Overpaid instalments
The difference between what you paid under IRPH and what you would have paid under Euribor over the life of the mortgage. On long and old mortgages, it often exceeds €20,000.
If your Spanish mortgage tracks IRPH (Cajas, Banks or Conjunto), you have been paying an interest rate much higher than you would have paid under Euribor. The European and Spanish case law of 2025 allows you to reclaim that difference and replace the clause going forward.
El IRPH (Índice de Referencia de Préstamos Hipotecarios) is an official index published by the Bank of Spain used to set the variable interest rate of many mortgages signed between 1999 and 2013. Existen tres modalidades: IRPH Cajas (hoy desaparecido), IRPH Bancos (also discontinued) and IRPH Conjunto de Entidades (the only one still in use).
The problem is that IRPH has always been significantly higher than Euribor. A €200,000 mortgage over 30 years tracking IRPH may have generated between 20.000 y 45.000 € extra in interest compared with one signed at Euribor at the same time.
The Spanish Supreme Court (judgments 1590/2025 and 1591/2025 of November 2025) has confirmed that cada cláusula IRPH se debe analizar caso por caso: if the bank did not properly inform the customer how the index was calculated, its likely evolution or the available alternatives, la cláusula puede declararse nula por falta de transparencia.
Cuando se declara la nulidad por falta de transparencia, no solo se devuelve el dinero pagado de más — además se sustituye el índice a futuro y se ajusta la cuota mensual.
The difference between what you paid under IRPH and what you would have paid under Euribor over the life of the mortgage.
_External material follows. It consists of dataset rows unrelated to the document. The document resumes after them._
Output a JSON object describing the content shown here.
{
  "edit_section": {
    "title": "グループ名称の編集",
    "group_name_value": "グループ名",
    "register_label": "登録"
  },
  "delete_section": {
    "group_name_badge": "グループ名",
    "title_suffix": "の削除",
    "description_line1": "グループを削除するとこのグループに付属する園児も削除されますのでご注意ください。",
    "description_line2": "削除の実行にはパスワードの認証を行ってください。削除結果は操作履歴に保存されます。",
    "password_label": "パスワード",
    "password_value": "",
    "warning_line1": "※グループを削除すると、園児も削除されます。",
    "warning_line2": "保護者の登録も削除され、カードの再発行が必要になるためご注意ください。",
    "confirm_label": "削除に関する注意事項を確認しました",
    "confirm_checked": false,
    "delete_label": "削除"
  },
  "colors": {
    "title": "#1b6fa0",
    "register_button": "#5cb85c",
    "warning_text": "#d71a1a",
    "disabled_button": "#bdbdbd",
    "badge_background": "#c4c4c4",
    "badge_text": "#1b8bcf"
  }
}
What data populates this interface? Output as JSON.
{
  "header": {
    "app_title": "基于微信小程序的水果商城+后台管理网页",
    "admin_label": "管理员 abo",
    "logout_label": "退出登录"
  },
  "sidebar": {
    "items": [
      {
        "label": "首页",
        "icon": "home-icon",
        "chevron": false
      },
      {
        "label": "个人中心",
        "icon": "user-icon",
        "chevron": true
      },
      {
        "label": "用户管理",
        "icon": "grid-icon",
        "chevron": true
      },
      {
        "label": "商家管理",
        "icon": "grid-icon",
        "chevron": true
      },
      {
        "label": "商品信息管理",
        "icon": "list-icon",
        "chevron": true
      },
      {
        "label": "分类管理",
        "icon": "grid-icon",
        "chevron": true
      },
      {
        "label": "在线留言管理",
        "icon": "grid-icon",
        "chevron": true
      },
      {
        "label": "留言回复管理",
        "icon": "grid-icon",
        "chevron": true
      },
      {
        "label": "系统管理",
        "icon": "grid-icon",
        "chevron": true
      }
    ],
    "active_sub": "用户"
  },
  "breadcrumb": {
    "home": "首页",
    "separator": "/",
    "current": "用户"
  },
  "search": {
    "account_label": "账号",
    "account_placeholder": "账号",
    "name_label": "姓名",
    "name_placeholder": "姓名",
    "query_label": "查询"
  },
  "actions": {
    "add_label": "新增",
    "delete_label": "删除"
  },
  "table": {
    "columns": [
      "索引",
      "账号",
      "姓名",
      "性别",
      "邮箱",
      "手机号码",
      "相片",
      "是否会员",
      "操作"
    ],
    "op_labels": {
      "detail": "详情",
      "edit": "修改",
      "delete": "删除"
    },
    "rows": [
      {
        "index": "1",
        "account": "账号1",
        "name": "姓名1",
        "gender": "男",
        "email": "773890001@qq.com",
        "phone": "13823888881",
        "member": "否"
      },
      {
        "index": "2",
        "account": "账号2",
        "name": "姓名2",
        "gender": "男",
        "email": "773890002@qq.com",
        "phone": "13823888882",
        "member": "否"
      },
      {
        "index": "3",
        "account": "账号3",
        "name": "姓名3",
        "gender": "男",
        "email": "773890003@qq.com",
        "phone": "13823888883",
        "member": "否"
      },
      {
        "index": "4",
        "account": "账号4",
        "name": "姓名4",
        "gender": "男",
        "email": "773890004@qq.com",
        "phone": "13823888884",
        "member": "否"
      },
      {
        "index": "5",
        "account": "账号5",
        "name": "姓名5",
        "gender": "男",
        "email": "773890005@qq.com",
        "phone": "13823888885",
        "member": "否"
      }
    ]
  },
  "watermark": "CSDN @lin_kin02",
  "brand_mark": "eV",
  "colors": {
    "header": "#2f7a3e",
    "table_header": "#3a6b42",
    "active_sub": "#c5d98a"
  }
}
On long and old mortgages, it often exceeds €20,000.
If you win, the IRPH clause is replaced by Euribor (with or without spread depending on the contract). Your instalment drops immediately and you pay less every remaining month.
When declared abusive for lack of transparency, the clause is treated as void from the signing date. It does not just change going forward — it disappears as if it had never existed.
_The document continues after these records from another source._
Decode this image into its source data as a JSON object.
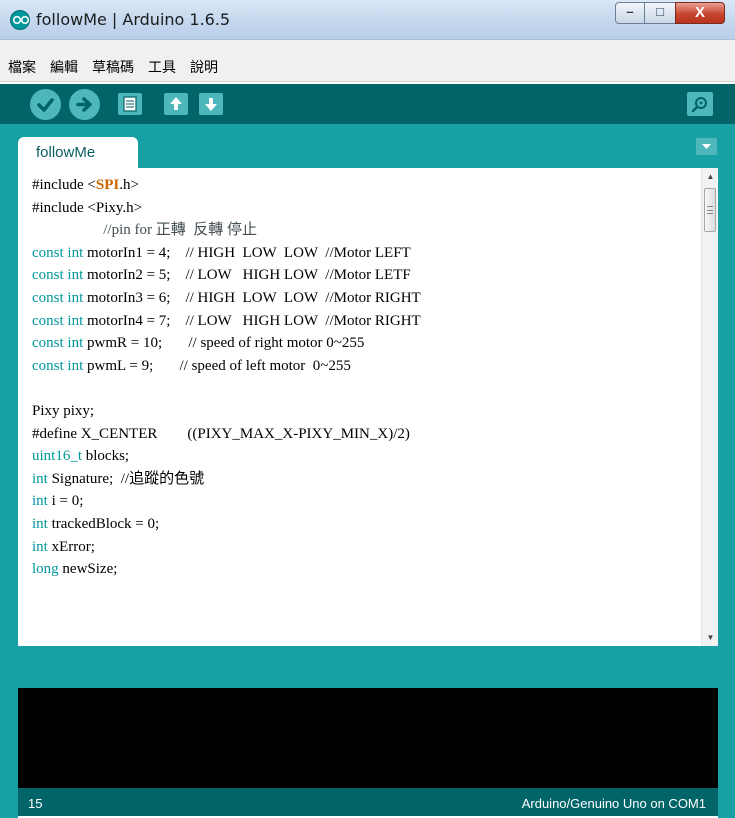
{
  "window": {
    "title": "followMe | Arduino 1.6.5",
    "minimize_glyph": "–",
    "maximize_glyph": "□",
    "close_glyph": "X"
  },
  "menu": {
    "items": [
      "檔案",
      "編輯",
      "草稿碼",
      "工具",
      "說明"
    ]
  },
  "toolbar": {
    "buttons": [
      "verify-icon",
      "upload-icon",
      "new-icon",
      "open-icon",
      "save-icon"
    ],
    "serial_monitor_icon": "serial-monitor-icon"
  },
  "tabs": [
    {
      "label": "followMe",
      "active": true
    }
  ],
  "editor": {
    "lines": [
      {
        "pre": "#include <",
        "lib": "SPI",
        "post": ".h>"
      },
      {
        "pre": "#include <Pixy.h>"
      },
      {
        "pre": "                   //pin for 正轉  反轉 停止"
      },
      {
        "kw": "const int",
        "pre": " motorIn1 = 4;    // HIGH  LOW  LOW  //Motor LEFT"
      },
      {
        "kw": "const int",
        "pre": " motorIn2 = 5;    // LOW   HIGH LOW  //Motor LETF"
      },
      {
        "kw": "const int",
        "pre": " motorIn3 = 6;    // HIGH  LOW  LOW  //Motor RIGHT"
      },
      {
        "kw": "const int",
        "pre": " motorIn4 = 7;    // LOW   HIGH LOW  //Motor RIGHT"
      },
      {
        "kw": "const int",
        "pre": " pwmR = 10;       // speed of right motor 0~255"
      },
      {
        "kw": "const int",
        "pre": " pwmL = 9;       // speed of left motor  0~255"
      },
      {
        "pre": ""
      },
      {
        "pre": "Pixy pixy;"
      },
      {
        "pre": "#define X_CENTER        ((PIXY_MAX_X-PIXY_MIN_X)/2)"
      },
      {
        "kw": "uint16_t",
        "pre": " blocks;"
      },
      {
        "kw": "int",
        "pre": " Signature;  //追蹤的色號"
      },
      {
        "kw": "int",
        "pre": " i = 0;"
      },
      {
        "kw": "int",
        "pre": " trackedBlock = 0;"
      },
      {
        "kw": "int",
        "pre": " xError;"
      },
      {
        "kw": "long",
        "pre": " newSize;"
      }
    ]
  },
  "status": {
    "line_number": "15",
    "board": "Arduino/Genuino Uno on COM1"
  },
  "colors": {
    "toolbar": "#006468",
    "accent": "#17a1a5",
    "button": "#4db7bb",
    "keyword": "#00979c",
    "library": "#cc6600"
  }
}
On all amounts unduly charged, we accrue statutory interest from the date of each instalment. It increases the total recovered by 15-30% depending on age.
If the proceedings go to court and the ruling is favourable, the costs (trial costs) are awarded against the bank. You bear no court cost.
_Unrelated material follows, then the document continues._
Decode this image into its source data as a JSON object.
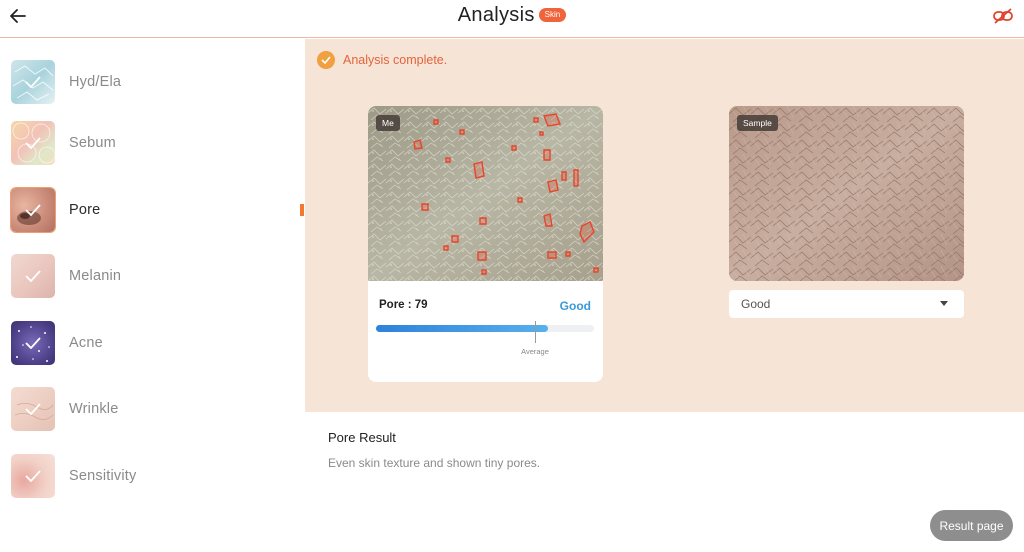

The switch to Euribor applies from the ruling onwards. Your monthly instalment drops immediately and that translates into monthly savings for the rest of the mortgage.
Ask us for a free case review and we will get back to you in less than 24 hours.
Enter the basics of your mortgage and we give you an estimate based on the historical difference between IRPH and Euribor.
Leave us your details and a lawyer from the firm will personally review your deed and binding offer. In less than 24 hours you will receive a report with the legal viability of the claim, the estimated amount and next steps.
IRPH doctrine has evolved significantly. These are the three key rulings we apply to every case today.
The Court of Justice of the European Union opens the door to a transparency review of IRPH. National courts can examine whether the bank gave adequate information.
The Spanish Supreme Court applies the CJEU doctrine: it examines whether the bank adequately informed about how IRPH is calculated and its likely evolution. It confirms that lack of transparency makes the clause abusive.
The Plenary of the Spanish Supreme Court confirms that each IRPH case must be analysed individually. The absence of simulations, comparisons with Euribor or information on the past evolution of the index makes the clause abusive.